Higher Testosterone May Equal Lower Heart Risks

Elderly men with naturally higher levels of testosterone may be less likely to suffer a heart attack or stroke than those men with lower levels of the hormone, according to a study.

Findings published in the Journal of the American College of Cardiology showed that of 2,400 Swedish men in their 70s and 80s, those with the highest testosterone levels were less likely to suffer a heart attack or stroke over the next several years than men with the lowest levels.

But the results do not prove that testosterone itself deserves the credit, and it's too soon to recommend testosterone replacement to try to lower heart risks.

"What we can say is that elderly men with high testosterone levels are relatively protected against cardiovascular events, and therefore lower testosterone is a marker for increased cardiovascular risk," said Asa Tivesten, at Sahlgrenska University Hospital in Goteborg, Sweden, who led the study.

It's known that any serious health condition can lower testosterone levels, as can obesity. But in the study, the researchers accounted for a number of health factors -- including the men's weight, blood pressure and any diagnoses of diabetes, heart disease or stroke at the outset.

Of 604 men in the bottom quarter for levels of the "male" hormone at the study's start, 21 percent had a heart attack, severe chest pain or stroke over roughly five years.

That compared with roughly 16 percent of the 606 men who started out with the highest testosterone levels.

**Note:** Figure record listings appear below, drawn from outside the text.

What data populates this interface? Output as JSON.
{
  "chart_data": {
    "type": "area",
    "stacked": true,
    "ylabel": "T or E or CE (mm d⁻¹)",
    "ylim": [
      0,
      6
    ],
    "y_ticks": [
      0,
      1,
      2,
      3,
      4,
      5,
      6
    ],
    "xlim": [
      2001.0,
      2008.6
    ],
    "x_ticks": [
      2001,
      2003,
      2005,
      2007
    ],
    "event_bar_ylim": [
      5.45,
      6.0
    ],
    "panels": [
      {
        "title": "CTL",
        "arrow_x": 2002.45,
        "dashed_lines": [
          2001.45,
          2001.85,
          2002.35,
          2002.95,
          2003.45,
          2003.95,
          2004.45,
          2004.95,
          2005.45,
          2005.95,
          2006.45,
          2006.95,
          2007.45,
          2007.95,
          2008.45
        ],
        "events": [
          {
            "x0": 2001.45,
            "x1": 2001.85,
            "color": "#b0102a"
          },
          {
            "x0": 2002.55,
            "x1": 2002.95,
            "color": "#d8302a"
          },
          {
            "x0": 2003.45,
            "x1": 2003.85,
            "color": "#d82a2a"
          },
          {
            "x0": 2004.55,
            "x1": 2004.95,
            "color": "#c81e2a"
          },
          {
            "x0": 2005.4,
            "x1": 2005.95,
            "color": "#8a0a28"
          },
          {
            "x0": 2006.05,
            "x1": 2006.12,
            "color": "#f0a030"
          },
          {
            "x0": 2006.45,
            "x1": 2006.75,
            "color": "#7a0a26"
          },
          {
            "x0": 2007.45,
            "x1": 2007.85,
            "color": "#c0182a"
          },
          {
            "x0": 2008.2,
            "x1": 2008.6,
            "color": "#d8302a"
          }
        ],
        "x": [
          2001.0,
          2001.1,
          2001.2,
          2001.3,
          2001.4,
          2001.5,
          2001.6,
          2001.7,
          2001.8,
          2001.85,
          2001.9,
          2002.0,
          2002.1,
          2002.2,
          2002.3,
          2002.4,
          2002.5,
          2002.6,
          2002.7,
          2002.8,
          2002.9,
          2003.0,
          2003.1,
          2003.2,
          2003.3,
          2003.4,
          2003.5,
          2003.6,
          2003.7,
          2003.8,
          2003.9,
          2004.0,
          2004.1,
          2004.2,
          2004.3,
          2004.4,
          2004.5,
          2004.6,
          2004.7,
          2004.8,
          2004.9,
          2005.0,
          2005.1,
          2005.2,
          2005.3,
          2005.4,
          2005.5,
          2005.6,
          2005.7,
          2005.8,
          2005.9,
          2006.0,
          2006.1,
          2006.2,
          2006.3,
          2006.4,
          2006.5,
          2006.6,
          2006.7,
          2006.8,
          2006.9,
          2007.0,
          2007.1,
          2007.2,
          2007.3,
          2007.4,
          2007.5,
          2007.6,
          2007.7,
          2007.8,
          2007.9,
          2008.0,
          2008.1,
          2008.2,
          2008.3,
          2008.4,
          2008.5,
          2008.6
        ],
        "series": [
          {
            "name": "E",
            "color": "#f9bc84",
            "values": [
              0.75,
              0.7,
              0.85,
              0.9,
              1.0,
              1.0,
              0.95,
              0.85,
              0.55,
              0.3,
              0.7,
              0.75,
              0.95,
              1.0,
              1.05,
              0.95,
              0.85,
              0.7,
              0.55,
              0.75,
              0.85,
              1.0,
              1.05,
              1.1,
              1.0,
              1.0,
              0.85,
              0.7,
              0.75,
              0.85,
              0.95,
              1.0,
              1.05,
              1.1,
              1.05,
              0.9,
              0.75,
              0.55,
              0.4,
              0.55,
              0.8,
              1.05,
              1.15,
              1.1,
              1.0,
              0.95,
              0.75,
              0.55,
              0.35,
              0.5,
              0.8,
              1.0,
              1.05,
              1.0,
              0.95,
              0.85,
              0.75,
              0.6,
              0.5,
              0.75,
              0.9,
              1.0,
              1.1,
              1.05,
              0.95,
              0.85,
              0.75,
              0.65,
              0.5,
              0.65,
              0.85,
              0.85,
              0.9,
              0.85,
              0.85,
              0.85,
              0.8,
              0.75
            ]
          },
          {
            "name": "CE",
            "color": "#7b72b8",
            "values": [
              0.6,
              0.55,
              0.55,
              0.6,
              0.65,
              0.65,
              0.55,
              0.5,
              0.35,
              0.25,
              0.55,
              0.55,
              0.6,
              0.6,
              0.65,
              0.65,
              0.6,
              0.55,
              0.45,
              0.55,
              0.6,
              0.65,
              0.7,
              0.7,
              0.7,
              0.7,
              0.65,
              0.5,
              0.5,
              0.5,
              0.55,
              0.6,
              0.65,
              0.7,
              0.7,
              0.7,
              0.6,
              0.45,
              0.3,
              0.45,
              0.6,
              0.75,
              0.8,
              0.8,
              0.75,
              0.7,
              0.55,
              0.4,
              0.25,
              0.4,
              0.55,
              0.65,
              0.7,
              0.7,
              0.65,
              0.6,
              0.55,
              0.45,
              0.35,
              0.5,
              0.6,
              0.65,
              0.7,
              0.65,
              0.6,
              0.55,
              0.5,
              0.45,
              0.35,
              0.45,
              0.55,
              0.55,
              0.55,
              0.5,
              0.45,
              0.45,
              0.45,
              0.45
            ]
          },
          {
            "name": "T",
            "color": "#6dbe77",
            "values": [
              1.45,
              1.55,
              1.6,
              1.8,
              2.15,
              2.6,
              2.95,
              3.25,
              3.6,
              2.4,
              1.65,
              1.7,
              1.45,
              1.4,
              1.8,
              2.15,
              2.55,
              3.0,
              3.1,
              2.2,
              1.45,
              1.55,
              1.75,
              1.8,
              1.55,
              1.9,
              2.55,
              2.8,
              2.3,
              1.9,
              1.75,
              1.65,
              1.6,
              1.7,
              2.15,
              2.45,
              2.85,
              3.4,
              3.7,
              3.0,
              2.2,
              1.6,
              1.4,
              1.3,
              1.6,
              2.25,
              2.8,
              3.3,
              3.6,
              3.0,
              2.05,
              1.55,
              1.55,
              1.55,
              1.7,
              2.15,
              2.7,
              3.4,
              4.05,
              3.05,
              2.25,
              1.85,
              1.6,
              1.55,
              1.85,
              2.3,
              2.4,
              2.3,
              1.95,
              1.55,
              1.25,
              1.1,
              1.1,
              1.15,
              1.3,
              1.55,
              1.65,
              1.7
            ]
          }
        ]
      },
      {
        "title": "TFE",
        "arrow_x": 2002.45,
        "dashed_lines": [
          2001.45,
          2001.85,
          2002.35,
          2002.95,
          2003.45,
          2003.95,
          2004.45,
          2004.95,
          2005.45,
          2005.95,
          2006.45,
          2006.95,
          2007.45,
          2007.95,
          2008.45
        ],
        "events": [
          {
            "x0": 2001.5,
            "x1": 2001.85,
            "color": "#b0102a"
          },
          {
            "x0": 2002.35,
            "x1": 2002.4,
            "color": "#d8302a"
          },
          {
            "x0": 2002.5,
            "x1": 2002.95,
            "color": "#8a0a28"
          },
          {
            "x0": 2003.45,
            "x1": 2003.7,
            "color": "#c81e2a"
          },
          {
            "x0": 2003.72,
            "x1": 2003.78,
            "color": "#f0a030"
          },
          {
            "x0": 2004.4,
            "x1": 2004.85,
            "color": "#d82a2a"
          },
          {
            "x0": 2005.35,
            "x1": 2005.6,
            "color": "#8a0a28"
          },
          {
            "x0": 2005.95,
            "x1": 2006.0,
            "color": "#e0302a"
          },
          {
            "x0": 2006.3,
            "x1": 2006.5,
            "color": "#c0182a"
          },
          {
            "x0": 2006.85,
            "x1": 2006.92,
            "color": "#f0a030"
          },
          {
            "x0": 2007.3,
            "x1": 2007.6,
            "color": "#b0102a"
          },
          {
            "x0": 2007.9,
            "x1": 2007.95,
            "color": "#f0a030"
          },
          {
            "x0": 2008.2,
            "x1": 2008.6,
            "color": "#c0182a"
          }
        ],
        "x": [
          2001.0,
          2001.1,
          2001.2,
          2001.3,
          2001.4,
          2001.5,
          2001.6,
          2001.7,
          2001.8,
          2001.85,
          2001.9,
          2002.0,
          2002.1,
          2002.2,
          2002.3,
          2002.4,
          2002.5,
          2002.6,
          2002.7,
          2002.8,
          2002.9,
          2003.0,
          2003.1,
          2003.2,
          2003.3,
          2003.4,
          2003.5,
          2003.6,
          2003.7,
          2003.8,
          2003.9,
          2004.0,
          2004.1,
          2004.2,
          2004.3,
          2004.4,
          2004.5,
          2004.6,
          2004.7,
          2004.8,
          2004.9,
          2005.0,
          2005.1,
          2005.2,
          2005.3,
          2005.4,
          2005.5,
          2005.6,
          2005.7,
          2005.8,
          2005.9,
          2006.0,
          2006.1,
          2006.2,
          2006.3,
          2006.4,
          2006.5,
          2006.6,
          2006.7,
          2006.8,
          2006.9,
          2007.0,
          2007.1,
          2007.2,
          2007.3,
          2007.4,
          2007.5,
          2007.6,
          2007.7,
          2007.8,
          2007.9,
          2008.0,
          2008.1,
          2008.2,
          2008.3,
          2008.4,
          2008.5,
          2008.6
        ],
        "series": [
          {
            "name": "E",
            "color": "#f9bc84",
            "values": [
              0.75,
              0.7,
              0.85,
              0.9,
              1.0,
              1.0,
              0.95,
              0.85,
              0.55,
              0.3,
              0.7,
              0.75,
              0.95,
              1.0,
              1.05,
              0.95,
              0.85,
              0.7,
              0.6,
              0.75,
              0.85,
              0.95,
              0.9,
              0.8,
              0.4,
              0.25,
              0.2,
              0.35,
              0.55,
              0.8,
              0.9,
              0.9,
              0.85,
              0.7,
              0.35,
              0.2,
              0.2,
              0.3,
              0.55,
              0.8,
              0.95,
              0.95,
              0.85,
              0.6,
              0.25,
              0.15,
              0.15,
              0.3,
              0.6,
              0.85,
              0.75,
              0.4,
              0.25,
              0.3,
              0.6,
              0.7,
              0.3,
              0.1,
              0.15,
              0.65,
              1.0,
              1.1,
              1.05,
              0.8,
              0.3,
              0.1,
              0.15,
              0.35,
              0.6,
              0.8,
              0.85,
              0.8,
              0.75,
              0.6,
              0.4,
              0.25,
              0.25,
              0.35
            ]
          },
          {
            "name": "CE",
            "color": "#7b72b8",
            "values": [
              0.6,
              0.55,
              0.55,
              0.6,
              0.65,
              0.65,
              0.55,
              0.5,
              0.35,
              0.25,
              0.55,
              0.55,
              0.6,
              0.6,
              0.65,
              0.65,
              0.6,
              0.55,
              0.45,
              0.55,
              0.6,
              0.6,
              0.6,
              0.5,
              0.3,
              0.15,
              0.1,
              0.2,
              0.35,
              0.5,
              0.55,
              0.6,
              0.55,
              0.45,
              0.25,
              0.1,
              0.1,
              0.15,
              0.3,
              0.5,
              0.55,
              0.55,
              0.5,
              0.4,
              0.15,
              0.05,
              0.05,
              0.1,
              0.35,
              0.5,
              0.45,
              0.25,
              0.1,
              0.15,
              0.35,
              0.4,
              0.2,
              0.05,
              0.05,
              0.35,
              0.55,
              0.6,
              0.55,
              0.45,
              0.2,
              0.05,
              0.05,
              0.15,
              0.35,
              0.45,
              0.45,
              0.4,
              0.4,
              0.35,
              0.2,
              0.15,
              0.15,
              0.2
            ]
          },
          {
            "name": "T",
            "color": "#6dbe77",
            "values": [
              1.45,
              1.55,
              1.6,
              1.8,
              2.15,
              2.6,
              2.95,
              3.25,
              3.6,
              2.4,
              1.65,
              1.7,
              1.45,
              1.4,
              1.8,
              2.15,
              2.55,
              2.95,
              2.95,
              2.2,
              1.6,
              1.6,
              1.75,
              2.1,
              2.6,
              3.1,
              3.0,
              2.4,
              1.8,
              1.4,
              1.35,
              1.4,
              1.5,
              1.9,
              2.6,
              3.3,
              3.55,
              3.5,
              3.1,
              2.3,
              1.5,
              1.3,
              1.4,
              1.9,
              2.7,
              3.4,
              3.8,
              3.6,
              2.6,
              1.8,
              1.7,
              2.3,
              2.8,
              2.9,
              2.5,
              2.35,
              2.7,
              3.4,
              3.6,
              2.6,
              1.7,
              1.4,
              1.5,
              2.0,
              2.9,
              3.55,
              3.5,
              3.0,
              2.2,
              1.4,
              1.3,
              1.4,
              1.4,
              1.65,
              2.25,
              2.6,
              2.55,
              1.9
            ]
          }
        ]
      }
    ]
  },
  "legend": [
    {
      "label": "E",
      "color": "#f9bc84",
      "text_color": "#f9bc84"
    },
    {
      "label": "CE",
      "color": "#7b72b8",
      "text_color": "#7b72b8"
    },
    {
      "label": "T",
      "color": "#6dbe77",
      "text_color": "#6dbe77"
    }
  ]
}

Even accounting for health factors, men in the highest-testosterone group still showed a 30 percent lower risk of heart disease or stroke compared with the other three-quarters of the study group.

But that doesn't rule out the possibility that something other than testosterone may be at work, said JoAnn Manson, chief of preventive medicine at Brigham and Women's Hospital in Boston, who was not involved in the study.

"Low testosterone may be a marker of other health conditions that put men at higher risk of cardiovascular disease," she said.

Potential reasons for why higher natural testosterone levels may be good for the heart include the fact that higher testosterone generally means less body fat and more lean muscle.

What's needed, she added, is evidence from clinical trials that actually test whether testosterone replacement in older men cuts the risk of heart disease and stroke.

Those trials are ongoing and so far, she noted, the results are mixed on whether testosterone replacement improves "intermediate" outcomes like cholesterol or blood sugar levels.

No one yet knows if it affects the ultimate outcomes of cardiovascular disease and lifespan.

"There are many unanswered questions, and I don't think this means that men should be trying to boost their testosterone with testosterone replacement therapy," she said.

The experience with hormone replacement therapy (HRT) in women offers a cautionary tale.

Before 2002, many women used HRT in the hopes of warding off heart disease and osteoporosis. Then a large U.S. clinical trial found that women given pills containing estrogen and progesterone actually had higher risks of blood clots, heart attack, stroke and breast cancer than women given placebo pills.

Now HRT is largely used only for treating severe hot flashes -- and then, only at the lowest dose and for the shortest time possible.

"So there are concerns about the risks in men," Manson said.

Among those are the potential for testosterone to contribute to blood clots, liver damage or prostate cancer.

"This is a study of endogenous (natural) hormone production. It does not provide information about what is happening when hormones are given as a therapy," Tiveston said.